劉生 ―秋―

「……」

「ねえ、良知先生。妹さんは妹さんなりに、お母様のことと真剣に向き合っていたんじゃないかしら。自分で納得できる答えが欲しかったんでしょう、きっと。その答えが得られたかどうかはわからないけれど、戻ってきたお母様を、覚悟を持って受け入れたのはたしかだわ」。

俺がベッドから立ち上がると、先生は話すのを止めた。きっと俺が気分を害したと思ったのだろう。

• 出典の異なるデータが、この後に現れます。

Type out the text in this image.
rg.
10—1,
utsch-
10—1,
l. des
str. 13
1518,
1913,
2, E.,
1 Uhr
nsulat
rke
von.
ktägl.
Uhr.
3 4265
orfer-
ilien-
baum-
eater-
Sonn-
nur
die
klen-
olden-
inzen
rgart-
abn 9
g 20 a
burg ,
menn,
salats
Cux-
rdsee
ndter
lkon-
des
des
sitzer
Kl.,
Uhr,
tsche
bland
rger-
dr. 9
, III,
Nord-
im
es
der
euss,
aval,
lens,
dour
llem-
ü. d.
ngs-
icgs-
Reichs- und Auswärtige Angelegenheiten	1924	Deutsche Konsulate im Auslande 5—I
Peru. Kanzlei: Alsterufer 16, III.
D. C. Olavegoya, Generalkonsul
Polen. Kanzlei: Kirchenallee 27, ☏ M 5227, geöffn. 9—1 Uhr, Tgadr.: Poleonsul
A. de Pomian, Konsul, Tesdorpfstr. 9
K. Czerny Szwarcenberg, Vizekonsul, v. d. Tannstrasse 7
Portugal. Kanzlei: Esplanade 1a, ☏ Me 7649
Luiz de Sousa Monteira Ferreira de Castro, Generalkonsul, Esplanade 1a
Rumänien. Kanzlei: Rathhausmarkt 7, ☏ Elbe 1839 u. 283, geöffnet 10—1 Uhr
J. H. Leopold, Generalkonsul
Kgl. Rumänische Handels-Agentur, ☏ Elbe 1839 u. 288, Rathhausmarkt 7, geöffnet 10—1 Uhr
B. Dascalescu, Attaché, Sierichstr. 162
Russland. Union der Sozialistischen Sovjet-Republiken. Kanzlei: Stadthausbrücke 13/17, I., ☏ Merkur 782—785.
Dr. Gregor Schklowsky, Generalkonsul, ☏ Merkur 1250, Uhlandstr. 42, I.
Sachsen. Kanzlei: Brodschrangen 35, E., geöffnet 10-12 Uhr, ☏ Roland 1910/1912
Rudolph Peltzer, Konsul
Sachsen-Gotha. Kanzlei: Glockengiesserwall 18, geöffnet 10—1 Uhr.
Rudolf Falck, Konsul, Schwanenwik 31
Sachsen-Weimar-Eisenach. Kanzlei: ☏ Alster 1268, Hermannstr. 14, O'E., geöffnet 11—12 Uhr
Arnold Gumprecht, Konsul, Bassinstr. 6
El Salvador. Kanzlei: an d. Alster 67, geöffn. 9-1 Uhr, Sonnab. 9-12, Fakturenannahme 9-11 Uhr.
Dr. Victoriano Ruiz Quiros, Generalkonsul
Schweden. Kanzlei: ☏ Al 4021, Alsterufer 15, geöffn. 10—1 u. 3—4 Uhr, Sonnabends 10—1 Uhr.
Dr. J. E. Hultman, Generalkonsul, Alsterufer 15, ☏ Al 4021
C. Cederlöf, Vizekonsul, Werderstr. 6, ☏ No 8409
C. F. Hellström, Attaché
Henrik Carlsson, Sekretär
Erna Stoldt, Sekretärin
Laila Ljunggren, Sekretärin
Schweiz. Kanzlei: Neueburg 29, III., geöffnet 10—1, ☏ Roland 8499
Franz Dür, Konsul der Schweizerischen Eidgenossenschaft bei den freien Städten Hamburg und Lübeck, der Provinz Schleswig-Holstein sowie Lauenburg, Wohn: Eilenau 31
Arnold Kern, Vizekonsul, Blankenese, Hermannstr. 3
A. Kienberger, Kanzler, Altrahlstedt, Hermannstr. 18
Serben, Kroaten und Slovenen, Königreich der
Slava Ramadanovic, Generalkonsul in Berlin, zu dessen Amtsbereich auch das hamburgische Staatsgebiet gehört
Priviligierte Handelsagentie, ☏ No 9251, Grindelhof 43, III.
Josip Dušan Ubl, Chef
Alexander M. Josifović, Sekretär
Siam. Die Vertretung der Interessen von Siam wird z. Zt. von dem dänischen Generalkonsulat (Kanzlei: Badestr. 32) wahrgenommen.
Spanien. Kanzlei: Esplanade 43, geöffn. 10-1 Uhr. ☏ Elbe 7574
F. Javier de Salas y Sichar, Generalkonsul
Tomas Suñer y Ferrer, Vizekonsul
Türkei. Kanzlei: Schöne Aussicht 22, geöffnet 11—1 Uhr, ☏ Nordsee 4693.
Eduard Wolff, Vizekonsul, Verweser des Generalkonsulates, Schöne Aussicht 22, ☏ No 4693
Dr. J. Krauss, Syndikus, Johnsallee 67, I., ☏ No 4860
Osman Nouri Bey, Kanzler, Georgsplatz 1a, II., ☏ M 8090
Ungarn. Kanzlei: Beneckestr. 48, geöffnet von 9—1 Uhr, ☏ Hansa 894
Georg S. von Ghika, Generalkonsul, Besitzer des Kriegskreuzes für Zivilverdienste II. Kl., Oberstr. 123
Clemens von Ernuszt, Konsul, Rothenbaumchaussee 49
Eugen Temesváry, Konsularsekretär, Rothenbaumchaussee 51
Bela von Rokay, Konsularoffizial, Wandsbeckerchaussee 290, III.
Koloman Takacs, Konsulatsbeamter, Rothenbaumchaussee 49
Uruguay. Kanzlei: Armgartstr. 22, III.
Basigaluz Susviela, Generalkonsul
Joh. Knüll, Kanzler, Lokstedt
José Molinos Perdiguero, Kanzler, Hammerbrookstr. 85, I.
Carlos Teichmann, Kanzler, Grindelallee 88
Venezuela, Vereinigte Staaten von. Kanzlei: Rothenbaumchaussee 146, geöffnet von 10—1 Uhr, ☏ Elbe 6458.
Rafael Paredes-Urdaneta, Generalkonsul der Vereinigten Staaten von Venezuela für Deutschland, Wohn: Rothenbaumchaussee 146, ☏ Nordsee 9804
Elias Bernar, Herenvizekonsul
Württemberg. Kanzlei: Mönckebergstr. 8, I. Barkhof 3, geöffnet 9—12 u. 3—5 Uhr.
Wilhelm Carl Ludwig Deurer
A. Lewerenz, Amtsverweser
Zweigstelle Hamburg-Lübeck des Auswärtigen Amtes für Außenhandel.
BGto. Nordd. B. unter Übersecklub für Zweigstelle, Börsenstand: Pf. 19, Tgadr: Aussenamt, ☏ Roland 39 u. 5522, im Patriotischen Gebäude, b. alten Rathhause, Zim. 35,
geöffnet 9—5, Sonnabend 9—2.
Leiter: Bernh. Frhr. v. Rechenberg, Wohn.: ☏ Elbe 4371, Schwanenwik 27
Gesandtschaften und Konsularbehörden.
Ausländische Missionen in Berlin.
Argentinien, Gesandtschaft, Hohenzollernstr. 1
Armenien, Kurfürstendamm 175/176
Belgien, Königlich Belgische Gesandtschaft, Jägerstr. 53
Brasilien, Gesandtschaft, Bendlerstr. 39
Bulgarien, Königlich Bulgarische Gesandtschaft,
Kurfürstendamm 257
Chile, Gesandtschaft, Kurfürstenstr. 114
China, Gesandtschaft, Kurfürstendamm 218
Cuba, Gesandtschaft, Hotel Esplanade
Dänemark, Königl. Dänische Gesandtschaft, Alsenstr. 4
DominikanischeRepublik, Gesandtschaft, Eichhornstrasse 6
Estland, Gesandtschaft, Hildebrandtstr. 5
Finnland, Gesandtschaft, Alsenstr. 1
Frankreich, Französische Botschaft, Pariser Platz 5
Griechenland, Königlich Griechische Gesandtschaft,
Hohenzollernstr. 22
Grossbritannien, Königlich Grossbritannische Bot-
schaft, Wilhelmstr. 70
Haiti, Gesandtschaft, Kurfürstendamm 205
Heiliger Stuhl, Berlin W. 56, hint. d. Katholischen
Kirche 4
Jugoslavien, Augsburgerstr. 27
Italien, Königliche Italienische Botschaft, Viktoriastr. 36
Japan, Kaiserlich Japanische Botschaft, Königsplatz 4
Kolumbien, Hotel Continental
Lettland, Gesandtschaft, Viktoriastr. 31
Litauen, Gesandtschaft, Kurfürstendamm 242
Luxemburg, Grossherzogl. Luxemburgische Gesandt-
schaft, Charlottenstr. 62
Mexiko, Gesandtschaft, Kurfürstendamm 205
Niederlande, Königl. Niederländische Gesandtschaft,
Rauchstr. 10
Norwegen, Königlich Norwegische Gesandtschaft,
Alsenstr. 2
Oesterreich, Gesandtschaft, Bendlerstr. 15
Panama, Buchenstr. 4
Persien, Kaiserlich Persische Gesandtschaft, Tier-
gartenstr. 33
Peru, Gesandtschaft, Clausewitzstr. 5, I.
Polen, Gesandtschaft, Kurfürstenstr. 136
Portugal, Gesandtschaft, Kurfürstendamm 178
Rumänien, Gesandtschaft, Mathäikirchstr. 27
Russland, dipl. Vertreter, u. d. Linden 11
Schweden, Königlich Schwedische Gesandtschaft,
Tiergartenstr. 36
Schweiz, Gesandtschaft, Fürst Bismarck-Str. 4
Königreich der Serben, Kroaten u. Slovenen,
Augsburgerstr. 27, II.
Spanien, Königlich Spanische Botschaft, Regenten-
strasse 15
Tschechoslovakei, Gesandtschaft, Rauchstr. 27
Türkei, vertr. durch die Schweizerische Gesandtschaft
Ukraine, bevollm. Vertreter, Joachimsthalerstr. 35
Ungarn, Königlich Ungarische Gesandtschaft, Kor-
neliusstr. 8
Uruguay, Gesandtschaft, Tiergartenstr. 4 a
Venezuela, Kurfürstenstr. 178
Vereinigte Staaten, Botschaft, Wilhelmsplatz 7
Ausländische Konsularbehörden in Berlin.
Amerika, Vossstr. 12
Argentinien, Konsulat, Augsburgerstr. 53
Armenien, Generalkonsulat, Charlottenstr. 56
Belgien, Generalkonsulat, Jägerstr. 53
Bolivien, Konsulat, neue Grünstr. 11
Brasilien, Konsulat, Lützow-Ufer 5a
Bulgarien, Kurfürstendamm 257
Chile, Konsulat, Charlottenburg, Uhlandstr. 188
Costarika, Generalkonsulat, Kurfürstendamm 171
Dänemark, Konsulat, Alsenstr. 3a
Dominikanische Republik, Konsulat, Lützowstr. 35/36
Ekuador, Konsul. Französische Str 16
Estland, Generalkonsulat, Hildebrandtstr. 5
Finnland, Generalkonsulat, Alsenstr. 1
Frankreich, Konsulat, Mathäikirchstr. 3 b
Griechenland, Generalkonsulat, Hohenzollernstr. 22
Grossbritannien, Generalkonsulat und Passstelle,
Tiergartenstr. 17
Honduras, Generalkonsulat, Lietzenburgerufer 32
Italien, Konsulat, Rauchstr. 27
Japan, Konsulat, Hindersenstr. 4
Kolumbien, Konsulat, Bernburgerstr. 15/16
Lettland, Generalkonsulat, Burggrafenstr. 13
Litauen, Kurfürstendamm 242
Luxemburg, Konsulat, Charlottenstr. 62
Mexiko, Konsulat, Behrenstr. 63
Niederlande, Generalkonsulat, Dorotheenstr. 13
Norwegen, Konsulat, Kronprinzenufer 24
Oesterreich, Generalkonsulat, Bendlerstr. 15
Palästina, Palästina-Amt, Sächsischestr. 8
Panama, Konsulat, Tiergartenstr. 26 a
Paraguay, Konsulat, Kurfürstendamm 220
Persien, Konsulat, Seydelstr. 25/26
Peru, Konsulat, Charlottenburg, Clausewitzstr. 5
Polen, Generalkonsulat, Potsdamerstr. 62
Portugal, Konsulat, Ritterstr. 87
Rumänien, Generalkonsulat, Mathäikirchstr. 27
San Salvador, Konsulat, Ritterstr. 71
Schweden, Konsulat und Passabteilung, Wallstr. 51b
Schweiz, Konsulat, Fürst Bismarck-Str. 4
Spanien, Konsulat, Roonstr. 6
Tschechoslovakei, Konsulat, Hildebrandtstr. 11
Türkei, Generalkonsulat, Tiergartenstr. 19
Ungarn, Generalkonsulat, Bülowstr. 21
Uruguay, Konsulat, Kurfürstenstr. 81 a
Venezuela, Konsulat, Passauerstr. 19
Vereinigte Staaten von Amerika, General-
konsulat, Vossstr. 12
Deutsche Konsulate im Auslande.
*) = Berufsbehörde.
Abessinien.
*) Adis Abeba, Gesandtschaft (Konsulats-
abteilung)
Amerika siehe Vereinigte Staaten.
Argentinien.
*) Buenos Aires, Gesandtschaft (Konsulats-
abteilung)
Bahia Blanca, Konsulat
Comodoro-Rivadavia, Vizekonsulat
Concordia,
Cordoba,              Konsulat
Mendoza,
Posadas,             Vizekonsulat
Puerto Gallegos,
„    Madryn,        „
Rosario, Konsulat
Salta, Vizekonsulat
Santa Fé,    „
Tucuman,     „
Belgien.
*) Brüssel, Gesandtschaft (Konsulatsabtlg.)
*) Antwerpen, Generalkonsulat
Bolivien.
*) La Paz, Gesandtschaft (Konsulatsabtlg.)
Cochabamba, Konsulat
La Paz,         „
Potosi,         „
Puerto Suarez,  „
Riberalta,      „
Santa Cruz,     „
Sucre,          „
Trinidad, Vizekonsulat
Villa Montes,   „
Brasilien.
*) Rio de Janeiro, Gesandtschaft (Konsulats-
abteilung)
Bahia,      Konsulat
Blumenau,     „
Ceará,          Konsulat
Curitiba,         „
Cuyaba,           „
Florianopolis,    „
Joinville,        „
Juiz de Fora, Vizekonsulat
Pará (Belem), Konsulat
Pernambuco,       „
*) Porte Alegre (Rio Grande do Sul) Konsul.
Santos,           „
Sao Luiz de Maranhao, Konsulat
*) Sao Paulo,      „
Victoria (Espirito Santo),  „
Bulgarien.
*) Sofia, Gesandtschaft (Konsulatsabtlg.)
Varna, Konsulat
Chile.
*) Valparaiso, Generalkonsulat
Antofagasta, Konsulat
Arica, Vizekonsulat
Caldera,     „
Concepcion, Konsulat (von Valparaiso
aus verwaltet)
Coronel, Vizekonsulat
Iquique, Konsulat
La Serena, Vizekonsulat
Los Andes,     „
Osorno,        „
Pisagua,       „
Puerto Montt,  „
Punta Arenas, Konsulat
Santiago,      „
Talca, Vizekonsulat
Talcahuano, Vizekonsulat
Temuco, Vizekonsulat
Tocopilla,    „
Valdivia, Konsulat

カーテンの隙間から表通りへと続く薄暗い私道を見る。誰もいない。

先生が見たという女は、本当に婚家の差し向けた人間なのだろうか? だとしたら、いったいなにを探ろうとしているのか? 先生の暮らしぶり? 子供が毎週末やってくるのだから、おおよそのことは想像がつくはずだ。それとも男? 先生の男ならここにいる。

「俺がどんなときに自由を感じるか、わかる?」松嶋先生は黙っている。

「俺はその気になれば悪いこともできる。思いっきり残忍にもなれる。そういう確信を持っている。こうしようと思えばなんの躊躇いもなくできるなって考えながら、あえてそれをしない。というか、気まぐれにそれをしない。そういうとき、俺はとてつもなく自由だと感じるんだ」

電信柱の陰から黒い人影が枝分かれした。女だ。